Storms that spawned 51 tornadoes in several southern Plains states late May 6 also brought torrential downpours in central Oklahoma so heavy that a 43-year-old Oklahoma City woman drowned after becoming trapped inside her underground storm cellar.
“It just flooded with her in it, and she couldn’t get out because it was like a river coming down on top of her,” said police Sgt. Gary Knight. “I don’t recall it ever raining like that before.”
Skylyna Stewart’s body was discovered in an older, underground shelter detached from the home, and Knight and other emergency management officials said such cases are extremely rare.
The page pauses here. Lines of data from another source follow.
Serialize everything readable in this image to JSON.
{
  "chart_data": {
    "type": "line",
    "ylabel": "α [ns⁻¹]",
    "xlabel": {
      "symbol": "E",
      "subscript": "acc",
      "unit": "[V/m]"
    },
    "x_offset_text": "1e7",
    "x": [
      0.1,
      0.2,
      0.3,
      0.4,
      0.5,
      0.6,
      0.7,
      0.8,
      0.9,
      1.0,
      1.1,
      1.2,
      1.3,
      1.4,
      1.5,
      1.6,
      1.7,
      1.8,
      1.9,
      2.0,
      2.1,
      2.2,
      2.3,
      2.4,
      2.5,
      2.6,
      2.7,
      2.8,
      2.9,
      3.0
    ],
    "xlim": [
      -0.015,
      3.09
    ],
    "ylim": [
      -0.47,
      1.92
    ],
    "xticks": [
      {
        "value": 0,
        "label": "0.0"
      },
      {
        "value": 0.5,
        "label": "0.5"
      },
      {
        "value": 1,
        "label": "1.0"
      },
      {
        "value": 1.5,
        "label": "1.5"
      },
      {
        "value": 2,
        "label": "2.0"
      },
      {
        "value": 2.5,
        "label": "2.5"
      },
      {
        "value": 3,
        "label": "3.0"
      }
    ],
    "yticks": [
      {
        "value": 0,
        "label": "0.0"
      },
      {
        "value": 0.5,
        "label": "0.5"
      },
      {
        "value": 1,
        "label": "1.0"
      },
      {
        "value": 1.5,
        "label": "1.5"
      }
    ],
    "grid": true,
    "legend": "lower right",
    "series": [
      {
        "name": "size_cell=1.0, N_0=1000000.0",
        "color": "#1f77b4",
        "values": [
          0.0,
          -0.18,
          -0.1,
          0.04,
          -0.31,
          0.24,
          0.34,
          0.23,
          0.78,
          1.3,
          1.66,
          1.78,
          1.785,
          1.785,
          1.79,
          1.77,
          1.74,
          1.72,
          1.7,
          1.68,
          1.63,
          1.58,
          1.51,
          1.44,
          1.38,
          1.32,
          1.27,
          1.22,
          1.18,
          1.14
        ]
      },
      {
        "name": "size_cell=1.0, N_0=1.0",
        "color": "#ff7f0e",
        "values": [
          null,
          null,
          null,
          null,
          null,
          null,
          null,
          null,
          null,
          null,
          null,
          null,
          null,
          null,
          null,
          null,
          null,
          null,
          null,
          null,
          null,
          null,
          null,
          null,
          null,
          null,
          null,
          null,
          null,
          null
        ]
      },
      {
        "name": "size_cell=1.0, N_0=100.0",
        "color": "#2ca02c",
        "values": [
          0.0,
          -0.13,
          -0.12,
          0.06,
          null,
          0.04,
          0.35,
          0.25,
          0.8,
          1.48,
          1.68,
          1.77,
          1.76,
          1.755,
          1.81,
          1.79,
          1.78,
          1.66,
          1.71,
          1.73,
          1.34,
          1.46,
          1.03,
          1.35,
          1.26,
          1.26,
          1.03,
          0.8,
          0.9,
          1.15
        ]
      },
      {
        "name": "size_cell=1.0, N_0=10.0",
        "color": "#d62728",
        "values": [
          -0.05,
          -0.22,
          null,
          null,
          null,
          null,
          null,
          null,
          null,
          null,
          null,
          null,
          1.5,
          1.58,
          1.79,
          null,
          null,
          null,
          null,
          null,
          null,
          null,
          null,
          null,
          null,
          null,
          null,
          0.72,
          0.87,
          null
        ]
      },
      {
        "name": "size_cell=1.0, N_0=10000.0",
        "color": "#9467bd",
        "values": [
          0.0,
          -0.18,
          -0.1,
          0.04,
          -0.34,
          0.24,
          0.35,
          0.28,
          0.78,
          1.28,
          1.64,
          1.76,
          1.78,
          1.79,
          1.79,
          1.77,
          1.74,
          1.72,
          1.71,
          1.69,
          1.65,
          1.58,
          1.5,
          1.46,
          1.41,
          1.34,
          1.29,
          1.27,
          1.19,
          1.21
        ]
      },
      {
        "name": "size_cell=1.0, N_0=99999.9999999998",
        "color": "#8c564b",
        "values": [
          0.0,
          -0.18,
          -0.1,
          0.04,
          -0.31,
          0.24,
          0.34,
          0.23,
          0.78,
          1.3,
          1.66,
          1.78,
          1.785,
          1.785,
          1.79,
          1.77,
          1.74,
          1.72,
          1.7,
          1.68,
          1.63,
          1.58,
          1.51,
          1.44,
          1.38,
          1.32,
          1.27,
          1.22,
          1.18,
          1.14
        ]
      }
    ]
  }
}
The 7.1 inches that fell in Oklahoma City was the third highest rainfall for any day on record, dating back to 1890, said state climatologist Gary McManus, and radar data from the southeast part of the city where Stewart’s body was recovered indicated as much as 8 to 12 inches may have fallen.
“Part of the problem was that we had gotten a lot of rain earlier,” McManus said. “The soils were moist, and the rain had nowhere to go.”
A few miles away in Moore, Kelly Ruffin said she and her family took shelter from the storms in an underground shelter installed in their garage when water from the heavy rains began leaking in.
“It was a heavy trickle at first, and within about 10 or 15 seconds, it was gushing,” Ruffin said. “We had to decide if we were going to stay down there and drown or get out, because the sirens were going off. We decided to get out.”
Blake Lee of F5 Storm Shelters & Safe Rooms has been installing shelters in Oklahoma for nearly five years and described the drowning as a “really, really freak deal.”
“It was a flash flooding situation, and we got more rain yesterday than we typically get in a month,” Lee said. “The underground garage model, to this day I’ve never heard of anyone dying in them.”
Blake said it’s not uncommon for an underground shelter to leak, and he encouraged people who have one to check them every few months to make sure they’re not filling up with water.
“If you’ve been doing this long enough, you’re going to have shelters that leak. It can happen,” he said. “But it’s a really easy fix.”